||Heegner points and representation theory - 12.5 years after Gross' MSRI lecture
||At a MSRI workshop in December of 2001, Gross presented a framework in which the results of
Waldspurger and Gross-Zagier can be viewed simultaneously. I will update how his framework be
used to prove a general Gross-Zagier formula, and a general p-adic Waldspurger formula, and
a general p-adic Gross-Zagier formula.
||The Birch and Swinnerton Dyer conjecture for ring class characters of real quadratic fields.

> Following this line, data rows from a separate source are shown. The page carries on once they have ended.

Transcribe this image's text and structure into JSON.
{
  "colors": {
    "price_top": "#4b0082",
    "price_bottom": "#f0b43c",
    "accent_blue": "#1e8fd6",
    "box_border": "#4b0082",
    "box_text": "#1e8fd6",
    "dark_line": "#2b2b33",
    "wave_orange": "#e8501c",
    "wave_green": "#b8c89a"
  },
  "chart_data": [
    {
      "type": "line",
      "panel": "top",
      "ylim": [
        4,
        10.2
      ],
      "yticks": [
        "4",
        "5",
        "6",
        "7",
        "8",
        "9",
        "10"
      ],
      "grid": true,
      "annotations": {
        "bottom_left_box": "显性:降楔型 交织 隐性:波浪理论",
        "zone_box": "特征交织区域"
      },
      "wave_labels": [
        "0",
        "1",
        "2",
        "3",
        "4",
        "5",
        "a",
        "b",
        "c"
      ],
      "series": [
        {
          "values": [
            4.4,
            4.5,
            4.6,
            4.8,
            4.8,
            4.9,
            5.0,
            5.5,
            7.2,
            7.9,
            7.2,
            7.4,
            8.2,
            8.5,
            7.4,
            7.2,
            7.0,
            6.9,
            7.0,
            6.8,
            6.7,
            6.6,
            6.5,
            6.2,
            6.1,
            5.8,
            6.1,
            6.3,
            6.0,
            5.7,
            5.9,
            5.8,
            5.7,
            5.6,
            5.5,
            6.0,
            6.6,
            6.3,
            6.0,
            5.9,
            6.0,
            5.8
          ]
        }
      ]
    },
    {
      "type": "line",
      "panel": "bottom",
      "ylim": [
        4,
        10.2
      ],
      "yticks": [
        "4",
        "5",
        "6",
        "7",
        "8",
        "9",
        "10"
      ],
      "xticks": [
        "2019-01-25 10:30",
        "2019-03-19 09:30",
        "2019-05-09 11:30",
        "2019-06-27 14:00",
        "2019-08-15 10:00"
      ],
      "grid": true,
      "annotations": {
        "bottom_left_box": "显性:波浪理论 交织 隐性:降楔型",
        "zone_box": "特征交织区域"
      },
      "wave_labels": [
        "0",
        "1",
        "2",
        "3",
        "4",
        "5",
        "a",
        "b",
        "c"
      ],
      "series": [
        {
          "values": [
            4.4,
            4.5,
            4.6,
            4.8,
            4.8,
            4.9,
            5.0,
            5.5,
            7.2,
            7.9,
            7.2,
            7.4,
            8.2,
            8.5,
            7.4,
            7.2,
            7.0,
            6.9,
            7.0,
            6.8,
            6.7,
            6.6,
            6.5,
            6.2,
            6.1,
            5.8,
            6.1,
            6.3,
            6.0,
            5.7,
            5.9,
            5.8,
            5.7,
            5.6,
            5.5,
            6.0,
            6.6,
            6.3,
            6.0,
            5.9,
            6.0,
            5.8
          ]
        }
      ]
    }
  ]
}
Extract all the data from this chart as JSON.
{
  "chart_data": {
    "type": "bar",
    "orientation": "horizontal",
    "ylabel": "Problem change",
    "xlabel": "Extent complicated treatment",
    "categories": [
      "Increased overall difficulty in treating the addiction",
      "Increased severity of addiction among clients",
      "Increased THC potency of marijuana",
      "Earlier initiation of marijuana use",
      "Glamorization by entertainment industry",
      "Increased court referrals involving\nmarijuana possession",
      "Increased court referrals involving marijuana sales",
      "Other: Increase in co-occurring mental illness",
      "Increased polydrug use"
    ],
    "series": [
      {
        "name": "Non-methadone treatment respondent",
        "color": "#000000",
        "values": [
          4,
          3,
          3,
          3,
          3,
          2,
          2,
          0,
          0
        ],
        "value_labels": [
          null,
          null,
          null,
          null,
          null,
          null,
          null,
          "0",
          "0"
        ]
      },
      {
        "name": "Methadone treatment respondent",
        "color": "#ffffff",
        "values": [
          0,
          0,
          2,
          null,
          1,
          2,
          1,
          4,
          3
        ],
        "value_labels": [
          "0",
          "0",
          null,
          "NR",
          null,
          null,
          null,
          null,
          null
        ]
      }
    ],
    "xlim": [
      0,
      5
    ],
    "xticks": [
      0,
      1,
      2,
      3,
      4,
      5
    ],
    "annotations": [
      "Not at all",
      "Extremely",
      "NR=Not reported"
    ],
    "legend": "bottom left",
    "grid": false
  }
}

||Let E be an elliptic curve over Q and let χ be
a ring class character of a real quadratic field K. I will explain
the proof that the non-vanishing of the central critical
value L(E/K,χ,1) of the Hasse-Weil L-series of E twisted
by χ implies the triviality of the χ-component of the
Mordell-Weil group of E, in line with a natural Galois-equivariant
refinement of the Birch and Swinnerton-Dyer conjecture. The proof
relies on Gross-Kudla-Schoen diagonal cycles and on their variation
in p-adic families. Possible applications to the theory of
Stark-Heegner points and to explicit class field
theory for real quadratic fields will also be evoked. All of this
is joint work with Victor Rotger.
||Derived Hecke algebra
||We describe a derived version of the Hecke algebra that acts
on the cohomology of an arithmetic group but doesn't preserve degrees.
|| A period problem related to Bhargava cubes.
|| Building on a work of Bhargava, we interpret twisted Bhargava
cubes in terms of twisted composition algebras: just as a symmetric
matrix gives a quadratic form, a twisted Bhargava cube gives a twisted
composition algebra. The space of twisted Bhargava cubes appears as a pre
homogeneous space in a group of absolute type D4. The interpretation of
Bhargava cubes in terms of twisted composition algebra is then used to
study exceptional theta correspondences for dual pairs where one member
of the pair is D4. This is a joint work with Wee Teck Gan.
|| On the Gan-Gross-Prasad conjecture for U(n) x U(n).
||We prove the Gan-Gross-Prasad conjecture U(n) x U(n) under some local
assumptions. We also formulate a refined conjecture and prove it in
|| 2-Selmer groups and Heegner points.
|| Given an elliptic curve E over Q
satisfying certain hypotheses, we use level raising of
modular forms to produce abelian varieties A sharing the same mod
2 representation as E. We then obtain a comparison between
the 2-Selmer groups of E and A over imaginary quadratic
fields. When the 2-Selmer rank of E is one, we explain
how the 2-part of the BSD conjecture predicts a link between
the 2-Selmer rank of A and certain local 2-divisibility properties of
Heegner points on E. We establish this link directly
and observe different phenomena compared to p-Selmer groups for odd p.
|| Geometrizing the Langlands correspondence in mixed characteristic.
|| The geometric Langlands program grew out of the classic
Langlands correspondence, replacing a bijection of sets with an
equivalence of categories between certain derived categories of
sheaves. It has offered a useful perspective for algebraic groups
over function fields and fields of Laurent series. In this talk
I will describe work with Clifton Cunningham where we give a description
of characters of tori in terms of sheaves on an ind-scheme over the
residue field, and ongoing work with Cunningham and Takashi Suzuki toward
offering versions of the affine Grassmannian and affine flag variety for
mixed characteristic local fields. We hope to adapt the theory
of character sheaves from finite fields to p-adic fields, and to find
new constructions of supercuspidal representations of p-adic groups.
|| On some p-adic distribution of automorphic periods.
|| In this lecture, I will explain a construction of certain p-adic
distributions that interpolate automorphic periods attached to p-adic
families of automorphic forms. I will present some general conjectures
on the behavior of these distributions and their consequences in some
special case to study central values of L-functions.
|| The L-group of a spherical variety.
|| The "relative Langlands program" attaches an L-group to a
spherical variety, generalizing the L-group of a reductive group. This
L-group is used in conjectures about the local and automorphic spectrum of
the variety. This will be an expository talk, describing the definition
of the L-group and, time permitting, some other invariants attached to
the variety, such as a local unramified L-value.
|| A local relative trace formula for spherical varieties.
|| We introduce a relative trace formula for spherical varieties
in the local setting. We focus on rank 1 cases, and discuss applications
to the Gan-Gross-Prasad conjectures and their refinements.
|| Orbital integrals and local character expansions of supercuspidal representations.
|| For a reductive group G over a non-Archimedian local field with
residue characteristic p sufficiently large, we propose an algorithm to
compute certain orbital integrals in terms of number of rational points
on specific subvarieties of flag varieties over the residue field. As
an application, we show by example how this algorithm together with the
character formula of Adler and Spice may be used to compute the local
character expansions of supercuspidal representations of G constructed
by Yu. This is joint work with Zhiwei Yun.